Gen-Y: Up to Bat as Next Wave of Homebuyers
By John Voket, RISMedia Consumer Confidant
Thanks to a recent report from the Virginia Association of Realtors (varbuzz.com), I learned a lot about the next generation of homeowners and homebuyers. The VAR pointed to data from the Urban Land Institute (ULI), which noted that in 2010, Generation Y surpassed the baby boomers to become America’s largest generation.
According to the report, Gen-Y-ers currently are 15 to 32 years old, are moving into apartments and buying homes, and will dominate residential demand for much of their lives –just as the boomers did over the past 45 years.
To get a sense of this young generation’s housing circumstances and future preferences, the ULI commissioned an online survey of a nationally representative sample of Gen-Y individuals ages 18 to 22 who are no longer in high school.
The report is quite detailed, but the VAR focused on a few of the most relevant findings to its members, and future home sellers:
• For the first time in decades, America’s average household size is inching up as Gen-Y-ers (and even some Gen-X-ers) take longer to leave home or return to their parents after losing a job.
• Two-thirds expect to be owners, including over half those in their 20s. Among those who will be in their 30s, three-fourths believe they will be homeowners.
• Of those saying they do not expect to own by 2015, seven of ten claim they will own at some future time. • Over half those currently living with their parents believe they will have acquired their own homes by 2015.
• Hispanics are ahead of whites in their ownership expectations. Blacks have slightly more modest home buying goals, but the difference is not statistically significant.
• 21 percent expect to put down less than 10 percent as down payment; 39 percent expect it to be between 10 percent and 20 percent.

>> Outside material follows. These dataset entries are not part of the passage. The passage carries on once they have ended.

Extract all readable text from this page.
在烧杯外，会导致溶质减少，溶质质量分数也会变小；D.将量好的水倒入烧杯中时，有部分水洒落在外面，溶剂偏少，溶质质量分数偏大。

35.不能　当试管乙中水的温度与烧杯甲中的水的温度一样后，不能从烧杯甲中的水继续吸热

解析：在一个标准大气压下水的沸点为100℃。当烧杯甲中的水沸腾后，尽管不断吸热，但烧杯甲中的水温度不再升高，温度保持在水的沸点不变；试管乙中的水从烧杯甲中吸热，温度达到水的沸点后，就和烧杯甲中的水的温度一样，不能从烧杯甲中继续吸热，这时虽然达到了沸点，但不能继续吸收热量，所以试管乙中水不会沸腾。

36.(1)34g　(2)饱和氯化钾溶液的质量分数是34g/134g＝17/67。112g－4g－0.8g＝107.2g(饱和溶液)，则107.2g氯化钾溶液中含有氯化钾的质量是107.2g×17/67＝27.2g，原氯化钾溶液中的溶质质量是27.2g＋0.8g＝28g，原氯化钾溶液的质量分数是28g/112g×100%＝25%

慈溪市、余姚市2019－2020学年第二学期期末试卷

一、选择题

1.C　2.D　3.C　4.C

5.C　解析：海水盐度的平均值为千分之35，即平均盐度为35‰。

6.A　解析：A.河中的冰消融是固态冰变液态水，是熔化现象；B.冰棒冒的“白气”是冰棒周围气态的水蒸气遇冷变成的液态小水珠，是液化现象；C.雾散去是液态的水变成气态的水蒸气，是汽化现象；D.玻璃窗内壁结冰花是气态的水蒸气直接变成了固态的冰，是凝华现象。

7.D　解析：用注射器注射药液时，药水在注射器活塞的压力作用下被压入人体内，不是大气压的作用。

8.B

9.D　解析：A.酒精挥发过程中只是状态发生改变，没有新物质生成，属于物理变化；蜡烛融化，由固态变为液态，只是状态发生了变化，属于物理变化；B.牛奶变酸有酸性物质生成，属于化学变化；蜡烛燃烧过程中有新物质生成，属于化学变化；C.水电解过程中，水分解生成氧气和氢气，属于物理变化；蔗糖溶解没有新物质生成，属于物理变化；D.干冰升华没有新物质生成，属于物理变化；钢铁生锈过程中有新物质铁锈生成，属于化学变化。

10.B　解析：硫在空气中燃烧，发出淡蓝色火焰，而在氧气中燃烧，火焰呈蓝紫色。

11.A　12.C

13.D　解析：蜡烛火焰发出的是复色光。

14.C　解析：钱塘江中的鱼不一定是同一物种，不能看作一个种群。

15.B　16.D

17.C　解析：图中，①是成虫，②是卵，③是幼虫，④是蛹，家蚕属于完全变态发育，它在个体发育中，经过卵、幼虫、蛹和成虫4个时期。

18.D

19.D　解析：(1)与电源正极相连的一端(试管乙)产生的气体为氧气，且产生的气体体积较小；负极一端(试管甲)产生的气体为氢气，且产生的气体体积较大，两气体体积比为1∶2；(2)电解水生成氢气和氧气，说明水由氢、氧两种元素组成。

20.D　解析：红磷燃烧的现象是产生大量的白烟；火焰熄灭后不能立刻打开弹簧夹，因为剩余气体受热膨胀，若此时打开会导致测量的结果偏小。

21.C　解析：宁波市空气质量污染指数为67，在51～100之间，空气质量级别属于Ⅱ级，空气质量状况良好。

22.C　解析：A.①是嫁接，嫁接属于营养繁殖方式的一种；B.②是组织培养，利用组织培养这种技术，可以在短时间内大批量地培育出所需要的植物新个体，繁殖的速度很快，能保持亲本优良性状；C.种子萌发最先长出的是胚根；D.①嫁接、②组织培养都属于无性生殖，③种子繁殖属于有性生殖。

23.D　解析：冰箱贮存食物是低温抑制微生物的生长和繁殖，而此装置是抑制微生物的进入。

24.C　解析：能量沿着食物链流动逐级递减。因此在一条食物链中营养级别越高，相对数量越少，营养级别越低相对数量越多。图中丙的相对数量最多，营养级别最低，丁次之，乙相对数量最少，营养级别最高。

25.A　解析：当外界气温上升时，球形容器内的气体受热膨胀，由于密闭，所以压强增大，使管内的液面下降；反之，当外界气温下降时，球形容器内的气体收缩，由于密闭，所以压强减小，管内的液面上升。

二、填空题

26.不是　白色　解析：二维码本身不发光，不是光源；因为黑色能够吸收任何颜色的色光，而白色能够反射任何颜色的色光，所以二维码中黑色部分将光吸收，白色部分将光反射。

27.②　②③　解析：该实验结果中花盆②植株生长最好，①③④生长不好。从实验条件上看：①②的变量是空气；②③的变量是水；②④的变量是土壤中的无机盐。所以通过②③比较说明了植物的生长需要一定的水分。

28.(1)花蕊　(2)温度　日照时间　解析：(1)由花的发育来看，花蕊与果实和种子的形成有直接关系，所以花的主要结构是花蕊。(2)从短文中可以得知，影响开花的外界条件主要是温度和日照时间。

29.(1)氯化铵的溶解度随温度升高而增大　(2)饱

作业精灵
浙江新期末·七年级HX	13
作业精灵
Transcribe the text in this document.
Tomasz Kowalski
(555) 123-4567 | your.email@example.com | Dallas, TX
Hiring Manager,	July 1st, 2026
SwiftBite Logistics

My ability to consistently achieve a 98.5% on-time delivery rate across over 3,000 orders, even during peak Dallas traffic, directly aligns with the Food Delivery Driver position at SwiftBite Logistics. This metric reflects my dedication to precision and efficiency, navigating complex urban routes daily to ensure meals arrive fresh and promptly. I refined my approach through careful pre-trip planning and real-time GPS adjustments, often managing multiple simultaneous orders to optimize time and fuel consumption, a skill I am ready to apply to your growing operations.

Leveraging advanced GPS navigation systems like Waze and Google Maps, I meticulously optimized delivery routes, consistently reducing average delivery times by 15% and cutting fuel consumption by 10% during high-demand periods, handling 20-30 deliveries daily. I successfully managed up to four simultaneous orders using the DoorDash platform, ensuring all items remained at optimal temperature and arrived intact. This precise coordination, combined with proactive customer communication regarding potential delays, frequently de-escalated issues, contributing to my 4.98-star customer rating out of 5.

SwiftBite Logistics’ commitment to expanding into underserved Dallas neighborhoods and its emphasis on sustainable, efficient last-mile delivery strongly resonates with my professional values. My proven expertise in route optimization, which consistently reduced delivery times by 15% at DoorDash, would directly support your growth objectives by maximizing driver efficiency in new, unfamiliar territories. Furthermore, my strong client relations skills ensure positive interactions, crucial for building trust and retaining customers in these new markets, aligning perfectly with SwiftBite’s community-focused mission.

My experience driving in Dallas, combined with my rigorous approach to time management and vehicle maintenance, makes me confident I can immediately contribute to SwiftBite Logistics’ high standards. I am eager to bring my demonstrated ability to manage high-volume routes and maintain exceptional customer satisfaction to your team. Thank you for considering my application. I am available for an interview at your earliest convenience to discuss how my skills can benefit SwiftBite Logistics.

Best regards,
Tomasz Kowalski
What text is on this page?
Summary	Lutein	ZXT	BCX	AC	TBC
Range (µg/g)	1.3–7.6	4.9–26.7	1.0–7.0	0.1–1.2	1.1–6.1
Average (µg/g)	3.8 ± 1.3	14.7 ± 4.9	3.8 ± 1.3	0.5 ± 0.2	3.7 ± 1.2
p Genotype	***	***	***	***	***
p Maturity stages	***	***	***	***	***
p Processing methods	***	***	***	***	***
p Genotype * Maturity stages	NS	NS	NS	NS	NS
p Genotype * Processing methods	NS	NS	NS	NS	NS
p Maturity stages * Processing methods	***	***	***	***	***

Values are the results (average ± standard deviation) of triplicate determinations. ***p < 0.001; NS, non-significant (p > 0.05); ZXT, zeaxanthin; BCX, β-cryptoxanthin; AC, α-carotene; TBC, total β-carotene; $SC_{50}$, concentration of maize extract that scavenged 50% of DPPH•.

And 40 percent expect to come up with a down payment of more than 20 percent.
The VAR also noted that since such a high percentage of future homeowners expect to put down less than 20 percent on a home purchase suggests—Gen Y may not be fully apprised of today’s tighter mortgage underwriting standards.
Good food for thought if you are among the newest generation of real estate clients, or planning to sell in the near future.